Except then Mom dropped me off at school, and he had to go and make me hate him again.
You always knew when the Blackthorn brothers were around, because that's where the people gathered, too. A ring of them surrounded two other people in the quad, a grassy part of the campus where people usually hang out before the bell rings. The two people in question were Wolf, and a freshman boy I recognized as being on the swim team, too. Fitz and Burn waited for Wolf far from the crowd, leaning against a pillar and watching everything go down. I fought my way to the edge of the circle, just barely picking up on the words around me.
"Who is that?"
"Wolf seriously needs to stop picking on the freshmen. Don't tell him I said that, though -"

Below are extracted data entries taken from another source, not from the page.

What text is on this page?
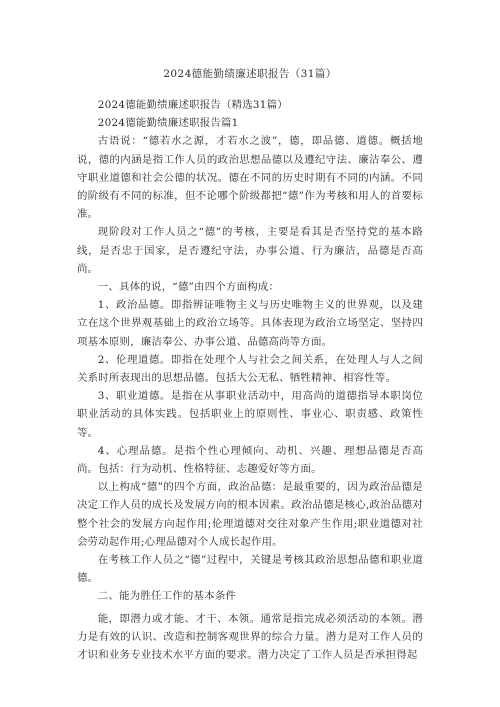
2024德能勤绩廉述职报告（31篇）

2024德能勤绩廉述职报告（精选31篇）

2024德能勤绩廉述职报告篇1

古语说：“德若水之源，才若水之波”，德，即品德、道德。概括地说，德的内涵是指工作人员的政治思想品德以及遵纪守法、廉洁奉公、遵守职业道德和社会公德的状况。德在不同的历史时期有不同的内涵。不同的阶级有不同的标准，但不论哪个阶级都把“德”作为考核和用人的首要标准。

现阶段对工作人员之“德”的考核，主要是看其是否坚持党的基本路线，是否忠于国家，是否遵纪守法，办事公道、行为廉洁，品德是否高尚。

一、具体的说，“德”由四个方面构成：

1、政治品德。即指辨证唯物主义与历史唯物主义的世界观，以及建立在这个世界观基础上的政治立场等。具体表现为政治立场坚定、坚持四项基本原则，廉洁奉公、办事公道、品德高尚等方面。

2、伦理道德。即指在处理个人与社会之间关系，在处理人与人之间关系时所表现出的思想品德。包括大公无私、牺牲精神、相容性等。

3、职业道德。是指在从事职业活动中，用高尚的道德指导本职岗位职业活动的具体实践。包括职业上的原则性、事业心、职责感、政策性等。

4、心理品德。是指个性心理倾向、动机、兴趣、理想品德是否高尚。包括：行为动机、性格特征、志趣爱好等方面。

以上构成“德”的四个方面，政治品德：是最重要的，因为政治品德是决定工作人员的成长及发展方向的根本因素。政治品德是核心,政治品德对整个社会的发展方向起作用;伦理道德对交往对象产生作用;职业道德对社会劳动起作用;心理品德对个人成长起作用。

在考核工作人员之“德”过程中，关键是考核其政治思想品德和职业道德。

二、能为胜任工作的基本条件

能，即潜力或才能、才干、本领。通常是指完成必须活动的本领。潜力是有效的认识、改造和控制客观世界的综合力量。潜力是对工作人员的才识和业务专业技术水平方面的要求。潜力决定了工作人员是否承担得起
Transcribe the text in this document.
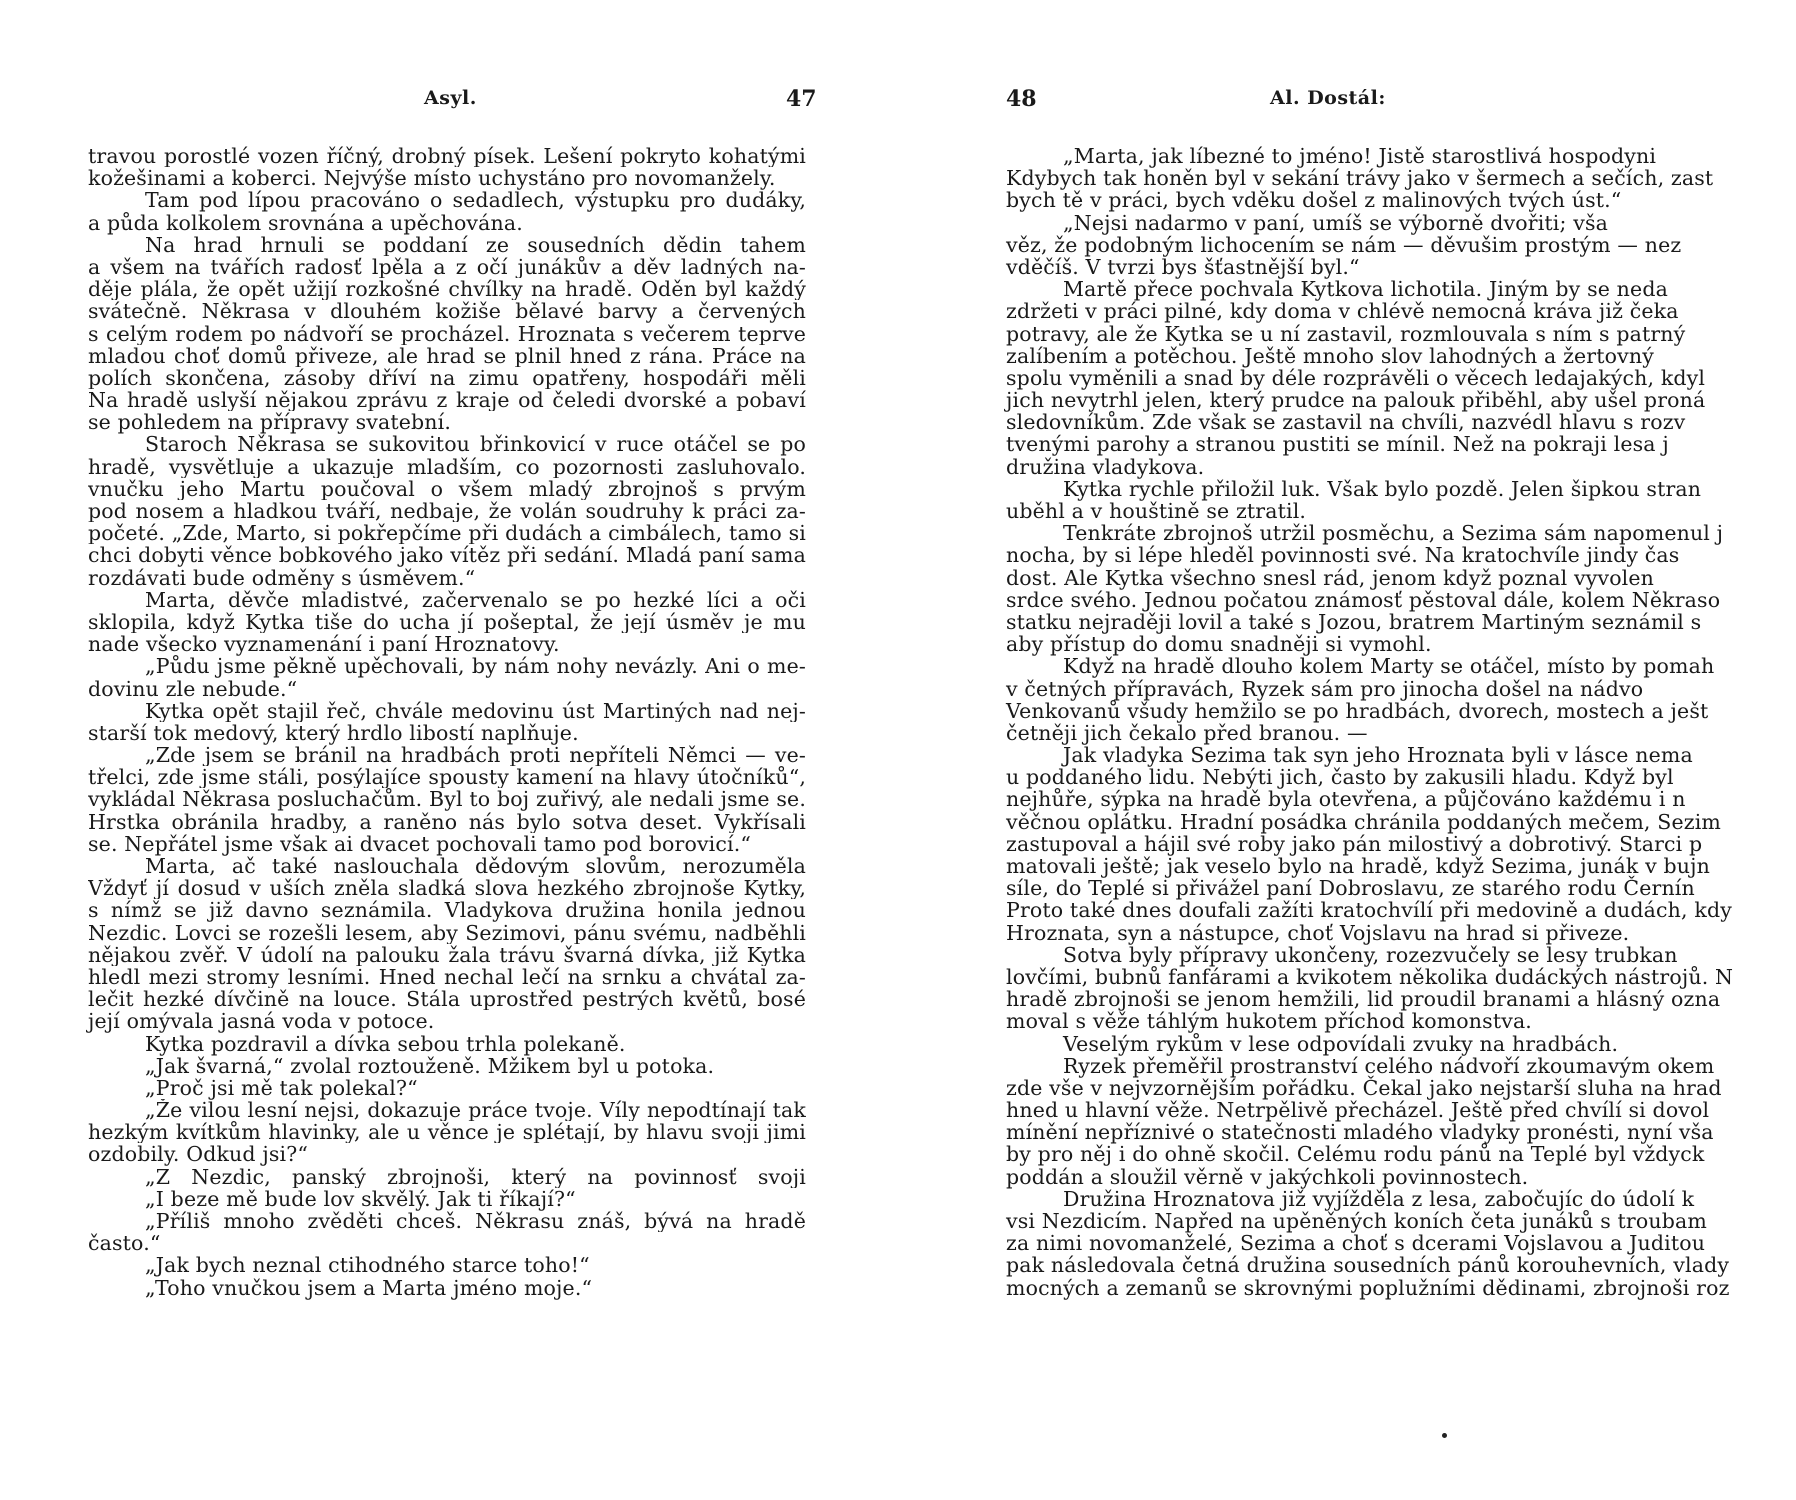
Asyl.	47
travou porostlé vozen říčný, drobný písek. Lešení pokryto kohatými
kožešinami a koberci. Nejvýše místo uchystáno pro novomanžely.
Tam pod lípou pracováno o sedadlech, výstupku pro dudáky,
a půda kolkolem srovnána a upěchována.
Na hrad hrnuli se poddaní ze sousedních dědin tahem
a všem na tvářích radosť lpěla a z očí junákův a děv ladných na-
děje plála, že opět užijí rozkošné chvílky na hradě. Oděn byl každý
svátečně. Někrasa v dlouhém kožiše bělavé barvy a červených
s celým rodem po nádvoří se procházel. Hroznata s večerem teprve
mladou choť domů přiveze, ale hrad se plnil hned z rána. Práce na
polích skončena, zásoby dříví na zimu opatřeny, hospodáři měli
Na hradě uslyší nějakou zprávu z kraje od čeledi dvorské a pobaví
se pohledem na přípravy svatební.
Staroch Někrasa se sukovitou břinkovicí v ruce otáčel se po
hradě, vysvětluje a ukazuje mladším, co pozornosti zasluhovalo.
vnučku jeho Martu poučoval o všem mladý zbrojnoš s prvým
pod nosem a hladkou tváří, nedbaje, že volán soudruhy k práci za-
početé. „Zde, Marto, si pokřepčíme při dudách a cimbálech, tamo si
chci dobyti věnce bobkového jako vítěz při sedání. Mladá paní sama
rozdávati bude odměny s úsměvem.“
Marta, děvče mladistvé, začervenalo se po hezké líci a oči
sklopila, když Kytka tiše do ucha jí pošeptal, že její úsměv je mu
nade všecko vyznamenání i paní Hroznatovy.
„Půdu jsme pěkně upěchovali, by nám nohy nevázly. Ani o me-
dovinu zle nebude.“
Kytka opět stajil řeč, chvále medovinu úst Martiných nad nej-
starší tok medový, který hrdlo libostí naplňuje.
„Zde jsem se bránil na hradbách proti nepříteli Němci — ve-
třelci, zde jsme stáli, posýlajíce spousty kamení na hlavy útočníků“,
vykládal Někrasa posluchačům. Byl to boj zuřivý, ale nedali jsme se.
Hrstka obránila hradby, a raněno nás bylo sotva deset. Vykřísali
se. Nepřátel jsme však ai dvacet pochovali tamo pod borovicí.“
Marta, ač také naslouchala dědovým slovům, nerozuměla
Vždyť jí dosud v uších zněla sladká slova hezkého zbrojnoše Kytky,
s nímž se již davno seznámila. Vladykova družina honila jednou
Nezdic. Lovci se rozešli lesem, aby Sezimovi, pánu svému, nadběhli
nějakou zvěř. V údolí na palouku žala trávu švarná dívka, již Kytka
hledl mezi stromy lesními. Hned nechal lečí na srnku a chvátal za-
lečit hezké dívčině na louce. Stála uprostřed pestrých květů, bosé
její omývala jasná voda v potoce.
Kytka pozdravil a dívka sebou trhla polekaně.
„Jak švarná,“ zvolal roztouženě. Mžikem byl u potoka.
„Proč jsi mě tak polekal?“
„Že vilou lesní nejsi, dokazuje práce tvoje. Víly nepodtínají tak
hezkým kvítkům hlavinky, ale u věnce je splétají, by hlavu svoji jimi
ozdobily. Odkud jsi?“
„Z Nezdic, panský zbrojnoši, který na povinnosť svoji
„I beze mě bude lov skvělý. Jak ti říkají?“
„Příliš mnoho zvěděti chceš. Někrasu znáš, bývá na hradě
často.“
„Jak bych neznal ctihodného starce toho!“
„Toho vnučkou jsem a Marta jméno moje.“
48	Al. Dostál:
„Marta, jak líbezné to jméno! Jistě starostlivá hospodyni
Kdybych tak honěn byl v sekání trávy jako v šermech a sečích, zast
bych tě v práci, bych vděku došel z malinových tvých úst.“
„Nejsi nadarmo v paní, umíš se výborně dvořiti; vša
věz, že podobným lichocením se nám — děvušim prostým — nez
vděčíš. V tvrzi bys šťastnější byl.“
Martě přece pochvala Kytkova lichotila. Jiným by se neda
zdržeti v práci pilné, kdy doma v chlévě nemocná kráva již čeka
potravy, ale že Kytka se u ní zastavil, rozmlouvala s ním s patrný
zalíbením a potěchou. Ještě mnoho slov lahodných a žertovný
spolu vyměnili a snad by déle rozprávěli o věcech ledajakých, kdyl
jich nevytrhl jelen, který prudce na palouk přiběhl, aby ušel proná
sledovníkům. Zde však se zastavil na chvíli, nazvédl hlavu s rozv
tvenými parohy a stranou pustiti se mínil. Než na pokraji lesa j
družina vladykova.
Kytka rychle přiložil luk. Však bylo pozdě. Jelen šipkou stran
uběhl a v houštině se ztratil.
Tenkráte zbrojnoš utržil posměchu, a Sezima sám napomenul j
nocha, by si lépe hleděl povinnosti své. Na kratochvíle jindy čas
dost. Ale Kytka všechno snesl rád, jenom když poznal vyvolen
srdce svého. Jednou počatou známosť pěstoval dále, kolem Někraso
statku nejraději lovil a také s Jozou, bratrem Martiným seznámil s
aby přístup do domu snadněji si vymohl.
Když na hradě dlouho kolem Marty se otáčel, místo by pomah
v četných přípravách, Ryzek sám pro jinocha došel na nádvo
Venkovanů všudy hemžilo se po hradbách, dvorech, mostech a ješt
četněji jich čekalo před branou. —
Jak vladyka Sezima tak syn jeho Hroznata byli v lásce nema
u poddaného lidu. Nebýti jich, často by zakusili hladu. Když byl
nejhůře, sýpka na hradě byla otevřena, a půjčováno každému i n
věčnou oplátku. Hradní posádka chránila poddaných mečem, Sezim
zastupoval a hájil své roby jako pán milostivý a dobrotivý. Starci p
matovali ještě; jak veselo bylo na hradě, když Sezima, junák v bujn
síle, do Teplé si přivážel paní Dobroslavu, ze starého rodu Černín
Proto také dnes doufali zažíti kratochvílí při medovině a dudách, kdy
Hroznata, syn a nástupce, choť Vojslavu na hrad si přiveze.
Sotva byly přípravy ukončeny, rozezvučely se lesy trubkan
lovčími, bubnů fanfárami a kvikotem několika dudáckých nástrojů. N
hradě zbrojnoši se jenom hemžili, lid proudil branami a hlásný ozna
moval s věže táhlým hukotem příchod komonstva.
Veselým rykům v lese odpovídali zvuky na hradbách.
Ryzek přeměřil prostranství celého nádvoří zkoumavým okem
zde vše v nejvzornějším pořádku. Čekal jako nejstarší sluha na hrad
hned u hlavní věže. Netrpělivě přecházel. Ještě před chvílí si dovol
mínění nepříznivé o statečnosti mladého vladyky pronésti, nyní vša
by pro něj i do ohně skočil. Celému rodu pánů na Teplé byl vždyck
poddán a sloužil věrně v jakýchkoli povinnostech.
Družina Hroznatova již vyjížděla z lesa, zabočujíc do údolí k
vsi Nezdicím. Napřed na upěněných koních četa junáků s troubam
za nimi novomanželé, Sezima a choť s dcerami Vojslavou a Juditou
pak následovala četná družina sousedních pánů korouhevních, vlady
mocných a zemanů se skrovnými poplužními dědinami, zbrojnoši roz
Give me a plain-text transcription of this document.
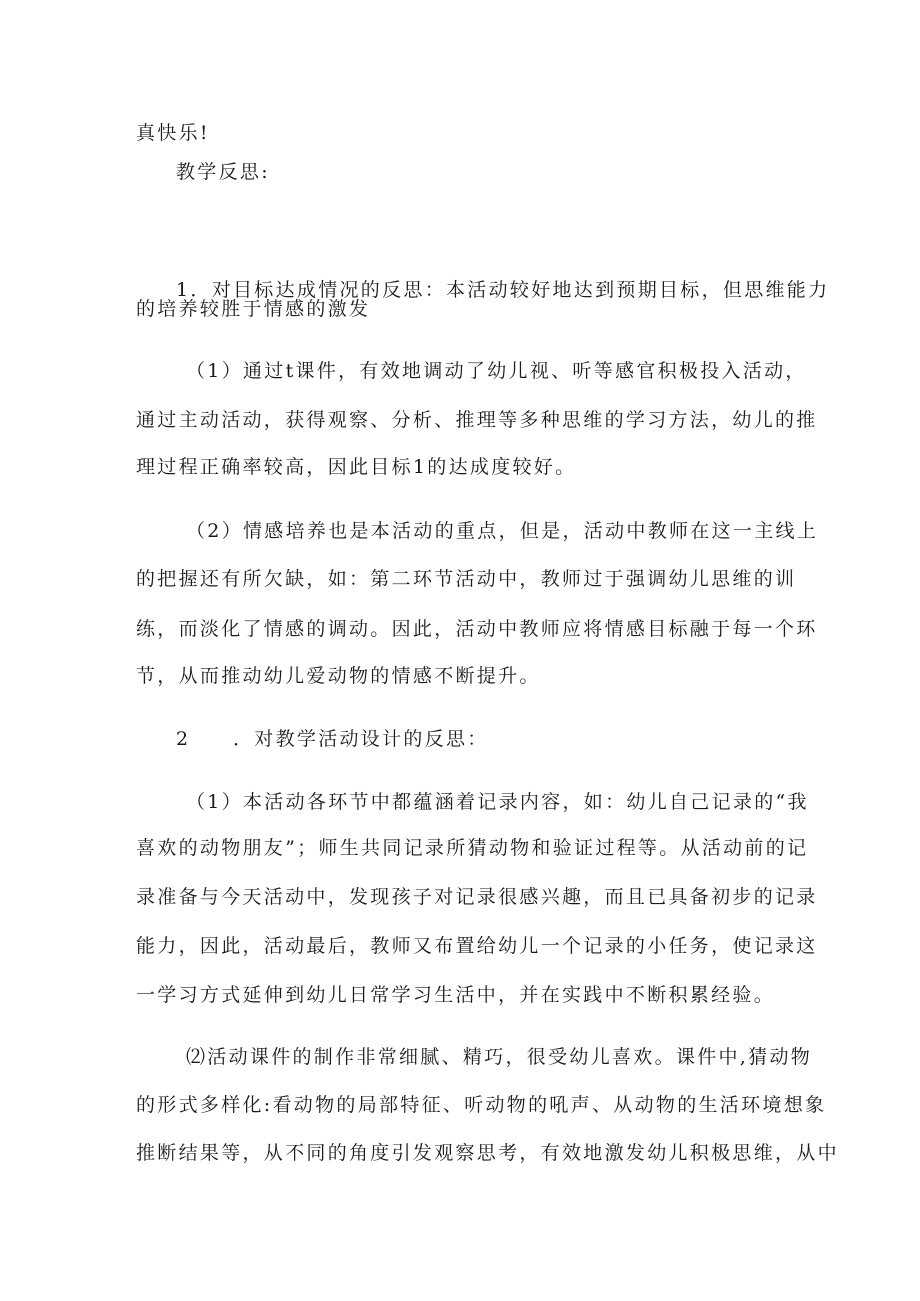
真快乐!

教学反思:

1．对目标达成情况的反思：本活动较好地达到预期目标，但思维能力

的培养较胜于情感的激发

（1）通过t课件，有效地调动了幼儿视、听等感官积极投入活动，

通过主动活动，获得观察、分析、推理等多种思维的学习方法，幼儿的推

理过程正确率较高，因此目标1的达成度较好。

（2）情感培养也是本活动的重点，但是，活动中教师在这一主线上

的把握还有所欠缺，如：第二环节活动中，教师过于强调幼儿思维的训

练，而淡化了情感的调动。因此，活动中教师应将情感目标融于每一个环

节，从而推动幼儿爱动物的情感不断提升。

2　　．对教学活动设计的反思：

（1）本活动各环节中都蕴涵着记录内容，如：幼儿自己记录的“我

喜欢的动物朋友”；师生共同记录所猜动物和验证过程等。从活动前的记

录准备与今天活动中，发现孩子对记录很感兴趣，而且已具备初步的记录

能力，因此，活动最后，教师又布置给幼儿一个记录的小任务，使记录这

一学习方式延伸到幼儿日常学习生活中，并在实践中不断积累经验。

⑵活动课件的制作非常细腻、精巧，很受幼儿喜欢。课件中,猜动物

的形式多样化:看动物的局部特征、听动物的吼声、从动物的生活环境想象

推断结果等，从不同的角度引发观察思考，有效地激发幼儿积极思维，从中
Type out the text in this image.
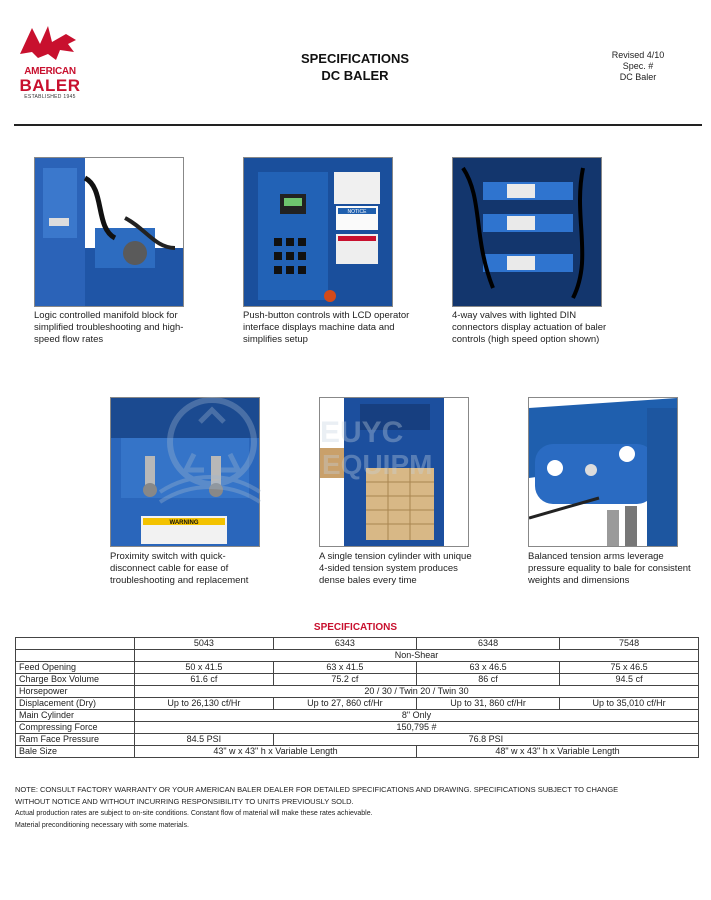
AMERICAN
BALER
ESTABLISHED 1945
SPECIFICATIONS
DC BALER
Revised 4/10
Spec. #
DC Baler
Logic controlled manifold block for simplified troubleshooting and high-speed flow rates
NOTICE
Push-button controls with LCD operator interface displays machine data and simplifies setup
4-way valves with lighted DIN connectors display actuation of baler controls (high speed option shown)
WARNING
Proximity switch with quick-disconnect cable for ease of troubleshooting and replacement
A single tension cylinder with unique 4-sided tension system produces dense bales every time
Balanced tension arms leverage pressure equality to bale for consistent weights and dimensions
EUYC
EQUIPM
SPECIFICATIONS
	5043	6343	6348	7548
	Non-Shear			
Feed Opening	50 x 41.5	63 x 41.5	63 x 46.5	75 x 46.5
Charge Box Volume	61.6 cf	75.2 cf	86 cf	94.5 cf
Horsepower	20 / 30 / Twin 20 / Twin 30			
Displacement (Dry)	Up to 26,130 cf/Hr	Up to 27, 860 cf/Hr	Up to 31, 860 cf/Hr	Up to 35,010 cf/Hr
Main Cylinder	8" Only			
Compressing Force	150,795 #			
Ram Face Pressure	84.5 PSI	76.8 PSI		
Bale Size	43" w x 43" h x Variable Length		48" w x 43" h x Variable Length	
NOTE: CONSULT FACTORY WARRANTY OR YOUR AMERICAN BALER DEALER FOR DETAILED SPECIFICATIONS AND DRAWING. SPECIFICATIONS SUBJECT TO CHANGE
WITHOUT NOTICE AND WITHOUT INCURRING RESPONSIBILITY TO UNITS PREVIOUSLY SOLD.
Actual production rates are subject to on-site conditions. Constant flow of material will make these rates achievable.
Material preconditioning necessary with some materials.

"Look at that guy! He's so big for a freshman."
It was true - the freshmen was nearly Burn's height and twice as wide. His muscles bulged from his uniform, like he was growing too fast for his own skin to keep up. Wolf stood across from him, his blazer perfectly pressed and his hazel eyes narrowed, his body the exact opposite of the freshmen's - lean and sleek and coiled tight like a spring.
"I'll ask you again - are you going to stop?" Wolf all but snarled.
The freshman clenched his meaty fist, a red card peeking out of it. "You don't know what it's like."
"No, I don't." Wolf drew his eyebrows tight and hard. "And you won't either, if you keep going on like this."
"I'm not stopping," The freshmen set his jaw proudly. "I don't give a shit what you say."
My chest swelled a bit. Good for him, standing up to Wolf's sorry ass. Wolf, on the other hand, didn't even blink. He walked over to the crowd, to where a girl was drinking an iced coffee. He said something to her, and she gave the rest to him. It was a bizarre silence, until Wolf walked over to the freshman and dumped the coffee over his head.
The crowd gave a half-muffled shriek. Some started laughing. The freshman looked mortified, anger buried deep in his gaze, but he didn't so much as glance at Wolf with it. Wolf, on the other hand, stared right at him, as if daring him to throw a punch. He'd just antagonized a guy who could probably fold him in half, but he looked unruffled and fearless to the point of arrogant.
"You will stop," Wolf said. "Or I will make you stop. It's your choice - control yourself, or have me do it for you."
The freshman could only stare at the ground, but even I could tell he wanted to spit out a 'fuck you'. I gritted my teeth. I was getting sick just watching this. I'd had enough. I strode into the center, between the freshman and Wolf. He immediately turned his snarling on me.
"What the hell are you doing, scholarshipper?"
"Wow, it's weird how I also have a question for you, which is; are you actually this much of a pisslord, or is it just to show off for your daddy?"
A second murmur ran through the crowd. I kept my head high. Wolf's feral glare was practically searing me from the inside out. He opened his mouth, and at that second the bell rang, loud enough to break the tension and scattering the crowd in a dozen directions. The freshman ducked away from us, dripping coffee as he went. In a blink it was just Wolf and I. I'd make a pun about staring down a wolf, here, but I was too nervous at the time.
"You keep getting in my way," He growled.
"Someone's gotta do it," I lilted. "Haven't you seen a single feel-good after school cartoon? How else will we defend against the evils of bullying? Who am I kidding - you probably grew up watching orchestras in Berlin instead of TV."
I was shocked by my own bravery, but then I realized my mouth was running on an auto-pilot born of chest-crushing anxiety. Could he really take my scholarship away? Even if he could, that doesn't mean I would just stand by and watch him harass and humiliate other people. Not when I know how much psychological damage that could do. Wolf's glare lingered on my face, over my blazer, to my skirt and long socks and worn converse shoes.
"You've got the best grades in the sophomore class behind Fitz," Wolf finally said. "But in reality you're a complete idiot."
"I'd rather be an idiot than a sadistic, spoiled little bully," I countered, my face turning red.